The O(log n)approach was interesting. I had to exploit the fact that the array is already sorted, so using binary search was the intuition.

However, how should I reduce the size of the array? How do I decide whether I should opt for the left side of the array or the right side?

We already know that all the other elements are paired, so there has to be some sort of even-odd logic. Writing down a couple of test cases and analyzing them helped me arrive at the following idea — Find mid as usual in the binary search.

1. If my single element is on the left, and my mid is even, then arr[mid + 1] = arr[mid].
2. If my single element is on the left, and my mid is odd, then arr[mid — 1] = arr[mid].
3. If my single element is on the right, and my mid is even, then arr[mid — 1] = arr[mid].
4. If my single element is on the right, and my mid is odd, then arr[mid + 1] = arr[mid].

If all 4 cases are not satisfied, then it simply means that our single element is at the mid itself. RETURN IT!

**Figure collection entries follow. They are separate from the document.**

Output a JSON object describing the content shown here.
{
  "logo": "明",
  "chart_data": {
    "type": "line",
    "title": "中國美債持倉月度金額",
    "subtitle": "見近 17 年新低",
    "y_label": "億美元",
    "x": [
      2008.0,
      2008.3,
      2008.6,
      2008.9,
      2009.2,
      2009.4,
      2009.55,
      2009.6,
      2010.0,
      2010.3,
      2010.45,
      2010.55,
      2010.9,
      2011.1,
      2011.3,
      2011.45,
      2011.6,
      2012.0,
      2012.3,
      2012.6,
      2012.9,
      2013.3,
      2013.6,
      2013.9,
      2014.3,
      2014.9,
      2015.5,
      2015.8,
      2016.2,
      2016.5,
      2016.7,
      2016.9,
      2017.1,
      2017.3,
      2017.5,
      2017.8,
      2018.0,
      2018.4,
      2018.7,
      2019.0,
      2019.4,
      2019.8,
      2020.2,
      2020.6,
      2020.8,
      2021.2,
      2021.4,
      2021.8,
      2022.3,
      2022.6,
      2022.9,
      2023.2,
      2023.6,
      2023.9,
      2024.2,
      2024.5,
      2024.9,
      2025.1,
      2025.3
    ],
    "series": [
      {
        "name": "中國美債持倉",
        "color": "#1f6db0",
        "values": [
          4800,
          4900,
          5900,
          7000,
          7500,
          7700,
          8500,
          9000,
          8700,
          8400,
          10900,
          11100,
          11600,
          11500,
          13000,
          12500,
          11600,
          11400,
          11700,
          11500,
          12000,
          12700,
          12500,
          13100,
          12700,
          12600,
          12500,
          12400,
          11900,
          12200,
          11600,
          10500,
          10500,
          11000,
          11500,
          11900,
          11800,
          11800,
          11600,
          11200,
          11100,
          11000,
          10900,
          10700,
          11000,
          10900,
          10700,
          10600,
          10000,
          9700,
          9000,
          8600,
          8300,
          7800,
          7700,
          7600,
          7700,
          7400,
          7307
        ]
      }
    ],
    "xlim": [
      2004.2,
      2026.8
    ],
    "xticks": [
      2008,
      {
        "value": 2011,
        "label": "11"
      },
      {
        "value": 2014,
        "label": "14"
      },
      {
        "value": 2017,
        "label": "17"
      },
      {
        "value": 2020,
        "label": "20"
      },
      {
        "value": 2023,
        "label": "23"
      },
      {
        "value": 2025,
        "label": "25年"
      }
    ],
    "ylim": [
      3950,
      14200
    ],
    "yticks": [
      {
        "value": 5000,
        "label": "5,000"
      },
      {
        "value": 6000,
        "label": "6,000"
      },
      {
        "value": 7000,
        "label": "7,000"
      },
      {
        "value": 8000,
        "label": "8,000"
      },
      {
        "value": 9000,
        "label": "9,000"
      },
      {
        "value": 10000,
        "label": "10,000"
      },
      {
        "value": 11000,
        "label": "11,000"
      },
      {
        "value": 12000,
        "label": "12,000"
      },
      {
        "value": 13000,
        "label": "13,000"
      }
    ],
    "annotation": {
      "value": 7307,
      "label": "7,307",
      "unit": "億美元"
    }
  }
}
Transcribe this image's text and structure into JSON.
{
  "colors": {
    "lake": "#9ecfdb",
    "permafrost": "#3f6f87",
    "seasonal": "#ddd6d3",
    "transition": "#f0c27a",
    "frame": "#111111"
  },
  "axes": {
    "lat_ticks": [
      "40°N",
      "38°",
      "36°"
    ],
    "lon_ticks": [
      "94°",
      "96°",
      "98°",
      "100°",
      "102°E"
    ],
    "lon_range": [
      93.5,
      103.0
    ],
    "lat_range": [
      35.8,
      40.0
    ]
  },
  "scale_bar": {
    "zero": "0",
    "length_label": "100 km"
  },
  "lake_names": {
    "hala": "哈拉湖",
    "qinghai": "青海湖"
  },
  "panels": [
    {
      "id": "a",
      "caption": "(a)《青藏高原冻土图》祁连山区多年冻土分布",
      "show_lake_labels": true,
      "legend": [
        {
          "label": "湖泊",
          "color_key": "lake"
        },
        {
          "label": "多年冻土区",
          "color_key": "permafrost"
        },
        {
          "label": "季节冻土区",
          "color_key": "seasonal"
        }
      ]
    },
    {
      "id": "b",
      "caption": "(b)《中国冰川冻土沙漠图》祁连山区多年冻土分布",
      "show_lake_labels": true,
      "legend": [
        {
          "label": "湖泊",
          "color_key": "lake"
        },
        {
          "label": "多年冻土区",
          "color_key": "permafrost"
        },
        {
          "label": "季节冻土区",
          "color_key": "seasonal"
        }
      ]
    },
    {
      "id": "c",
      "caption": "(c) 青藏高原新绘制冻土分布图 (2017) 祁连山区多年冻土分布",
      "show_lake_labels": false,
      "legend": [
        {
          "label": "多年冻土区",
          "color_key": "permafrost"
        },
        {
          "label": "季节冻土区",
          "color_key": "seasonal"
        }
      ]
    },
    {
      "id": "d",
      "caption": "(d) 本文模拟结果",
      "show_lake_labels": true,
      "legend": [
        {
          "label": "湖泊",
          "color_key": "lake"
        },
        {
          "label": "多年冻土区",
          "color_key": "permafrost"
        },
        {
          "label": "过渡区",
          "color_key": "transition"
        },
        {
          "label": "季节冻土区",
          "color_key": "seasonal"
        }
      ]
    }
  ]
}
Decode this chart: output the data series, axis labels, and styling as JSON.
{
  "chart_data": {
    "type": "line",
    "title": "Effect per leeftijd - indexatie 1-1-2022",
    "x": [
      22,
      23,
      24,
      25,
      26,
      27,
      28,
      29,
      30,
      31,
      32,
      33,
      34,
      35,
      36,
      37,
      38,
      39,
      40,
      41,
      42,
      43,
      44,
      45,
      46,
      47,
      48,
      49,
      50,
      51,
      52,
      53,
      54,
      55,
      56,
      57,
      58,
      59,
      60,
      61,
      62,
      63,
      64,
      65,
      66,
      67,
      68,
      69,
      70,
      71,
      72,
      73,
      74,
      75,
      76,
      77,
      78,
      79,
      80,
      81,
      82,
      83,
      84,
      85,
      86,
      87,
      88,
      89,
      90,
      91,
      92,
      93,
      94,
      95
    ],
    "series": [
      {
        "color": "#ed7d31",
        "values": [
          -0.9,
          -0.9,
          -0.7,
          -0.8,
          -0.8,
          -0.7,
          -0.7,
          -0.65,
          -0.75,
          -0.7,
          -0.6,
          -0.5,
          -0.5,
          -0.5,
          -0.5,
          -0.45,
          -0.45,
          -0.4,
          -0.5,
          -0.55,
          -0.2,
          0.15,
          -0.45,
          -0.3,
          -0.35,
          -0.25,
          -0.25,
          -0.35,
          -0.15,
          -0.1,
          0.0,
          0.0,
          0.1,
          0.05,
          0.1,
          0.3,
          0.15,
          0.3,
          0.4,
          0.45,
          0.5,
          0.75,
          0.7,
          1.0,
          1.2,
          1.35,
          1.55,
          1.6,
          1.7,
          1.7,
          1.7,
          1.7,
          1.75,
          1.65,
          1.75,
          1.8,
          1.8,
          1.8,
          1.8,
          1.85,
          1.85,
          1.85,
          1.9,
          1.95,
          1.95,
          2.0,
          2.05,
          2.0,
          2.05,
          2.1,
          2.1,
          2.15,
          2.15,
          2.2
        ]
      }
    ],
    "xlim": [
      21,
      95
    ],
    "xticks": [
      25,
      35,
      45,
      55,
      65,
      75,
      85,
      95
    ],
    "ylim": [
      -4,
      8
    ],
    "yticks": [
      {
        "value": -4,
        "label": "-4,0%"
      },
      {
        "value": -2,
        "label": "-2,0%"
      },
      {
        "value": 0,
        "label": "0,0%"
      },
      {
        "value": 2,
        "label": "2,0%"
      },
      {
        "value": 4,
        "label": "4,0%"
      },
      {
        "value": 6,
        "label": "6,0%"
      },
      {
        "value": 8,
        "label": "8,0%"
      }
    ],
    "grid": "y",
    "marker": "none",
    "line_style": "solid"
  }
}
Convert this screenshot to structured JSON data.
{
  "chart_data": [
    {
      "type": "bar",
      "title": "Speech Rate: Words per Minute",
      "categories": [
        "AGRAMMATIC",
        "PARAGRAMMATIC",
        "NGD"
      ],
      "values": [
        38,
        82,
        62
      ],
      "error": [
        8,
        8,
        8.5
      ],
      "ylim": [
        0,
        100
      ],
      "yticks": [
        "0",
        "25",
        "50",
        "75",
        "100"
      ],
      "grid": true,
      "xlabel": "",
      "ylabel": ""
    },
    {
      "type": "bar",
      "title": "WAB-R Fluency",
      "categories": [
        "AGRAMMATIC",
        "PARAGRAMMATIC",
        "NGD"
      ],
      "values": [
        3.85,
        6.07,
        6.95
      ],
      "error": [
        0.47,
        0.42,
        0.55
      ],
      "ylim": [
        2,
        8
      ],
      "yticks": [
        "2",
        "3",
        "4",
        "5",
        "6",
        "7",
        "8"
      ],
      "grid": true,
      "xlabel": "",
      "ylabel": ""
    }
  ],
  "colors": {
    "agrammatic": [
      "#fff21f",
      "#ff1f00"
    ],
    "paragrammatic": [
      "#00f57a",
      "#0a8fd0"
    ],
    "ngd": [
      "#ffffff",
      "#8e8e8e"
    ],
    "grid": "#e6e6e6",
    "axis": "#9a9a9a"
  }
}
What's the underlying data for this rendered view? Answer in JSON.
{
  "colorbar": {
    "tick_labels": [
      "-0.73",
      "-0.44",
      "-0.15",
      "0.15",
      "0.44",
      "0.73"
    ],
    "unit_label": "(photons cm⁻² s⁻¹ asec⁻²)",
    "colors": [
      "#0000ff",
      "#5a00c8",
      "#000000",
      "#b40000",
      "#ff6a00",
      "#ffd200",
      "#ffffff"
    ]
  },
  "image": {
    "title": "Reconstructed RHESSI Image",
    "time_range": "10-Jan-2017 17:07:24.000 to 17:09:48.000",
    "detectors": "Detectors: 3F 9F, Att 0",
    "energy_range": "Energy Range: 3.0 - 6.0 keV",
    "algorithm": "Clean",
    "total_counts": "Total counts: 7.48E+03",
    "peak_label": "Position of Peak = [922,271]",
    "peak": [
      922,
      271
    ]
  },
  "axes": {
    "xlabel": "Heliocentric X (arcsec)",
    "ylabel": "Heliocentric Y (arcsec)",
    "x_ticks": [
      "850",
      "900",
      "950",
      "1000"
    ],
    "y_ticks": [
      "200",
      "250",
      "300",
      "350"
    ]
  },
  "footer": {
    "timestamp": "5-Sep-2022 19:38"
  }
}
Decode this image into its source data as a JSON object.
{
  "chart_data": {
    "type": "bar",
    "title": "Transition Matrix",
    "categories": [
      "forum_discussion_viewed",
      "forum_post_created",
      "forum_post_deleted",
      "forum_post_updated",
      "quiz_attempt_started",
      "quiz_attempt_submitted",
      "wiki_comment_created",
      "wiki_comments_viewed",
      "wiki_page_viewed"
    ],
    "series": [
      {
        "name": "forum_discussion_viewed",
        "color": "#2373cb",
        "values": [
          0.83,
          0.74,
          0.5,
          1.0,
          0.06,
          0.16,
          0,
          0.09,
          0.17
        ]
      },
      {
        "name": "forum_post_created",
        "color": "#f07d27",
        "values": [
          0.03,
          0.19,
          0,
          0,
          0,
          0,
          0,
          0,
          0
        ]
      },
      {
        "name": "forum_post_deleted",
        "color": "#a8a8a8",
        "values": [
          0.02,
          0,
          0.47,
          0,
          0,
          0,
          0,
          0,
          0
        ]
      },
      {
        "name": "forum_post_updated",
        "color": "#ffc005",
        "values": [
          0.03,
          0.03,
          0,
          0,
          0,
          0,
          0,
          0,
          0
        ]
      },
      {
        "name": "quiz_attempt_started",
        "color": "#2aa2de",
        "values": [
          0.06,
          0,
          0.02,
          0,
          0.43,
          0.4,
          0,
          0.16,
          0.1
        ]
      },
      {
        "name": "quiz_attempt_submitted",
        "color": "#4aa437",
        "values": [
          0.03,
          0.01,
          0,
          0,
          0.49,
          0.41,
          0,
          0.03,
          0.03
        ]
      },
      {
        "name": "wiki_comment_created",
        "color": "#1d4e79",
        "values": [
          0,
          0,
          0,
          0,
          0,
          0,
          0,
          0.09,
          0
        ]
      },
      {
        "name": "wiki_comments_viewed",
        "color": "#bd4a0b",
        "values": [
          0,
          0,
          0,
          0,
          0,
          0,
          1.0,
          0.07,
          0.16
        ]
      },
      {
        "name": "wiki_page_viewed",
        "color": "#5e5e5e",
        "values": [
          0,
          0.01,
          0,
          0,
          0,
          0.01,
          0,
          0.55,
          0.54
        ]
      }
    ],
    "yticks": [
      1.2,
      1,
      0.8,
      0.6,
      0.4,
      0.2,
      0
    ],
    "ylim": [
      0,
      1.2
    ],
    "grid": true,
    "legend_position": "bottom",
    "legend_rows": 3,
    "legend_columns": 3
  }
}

The following is the not so optimized code that explains the overall thought process directly:

class Solution {
public:
    int singleNonDuplicate(vector<int>& nums) {
        if(nums.size() == 1)
            return  nums[0];
        int n = nums.size();
        int left = 0, right = nums.size() - 1;
        
        while(left <= right){
            int mid = left + (int)(right - left)/2;
            if(mid%2 == 0){
                if(mid + 1 < n && nums[mid] == nums[mid + 1])
                    left = mid + 2;
                else if(mid - 1 >= 0 && nums[mid] == nums[mid - 1])
                    right = mid - 2;
                else
                    return nums[mid];
            }
            if(mid%2 == 1){
                if(mid - 1 >= 0 && nums[mid] == nums[mid - 1])
                    left = mid + 1;
                else if(mid + 1 < n  && nums[mid] == nums[mid + 1])
                    right = mid - 1;
                else
                    return nums[mid];      
            }       
        }

         return nums[left];

    }
};

Of course, you could shrink the code by eliminating or combining a few conditionals together as:

class Solution {
public:
    int singleNonDuplicate(vector<int>& nums) {
        if(nums.size() == 1)
            return  nums[0];
        int n = nums.size();
        int left = 0, right = nums.size() - 1;
        
        while(left < right){
            int mid = left + (int)((right - left)/2);
            if(nums[mid] == nums[mid + 1] && mid%2 == 0)|| (nums[mid] == nums[mid - 1] && mid%2 == 1))
            left = mid + 1;
            else
            right = mid;     
        }
         return nums[left];
    }
};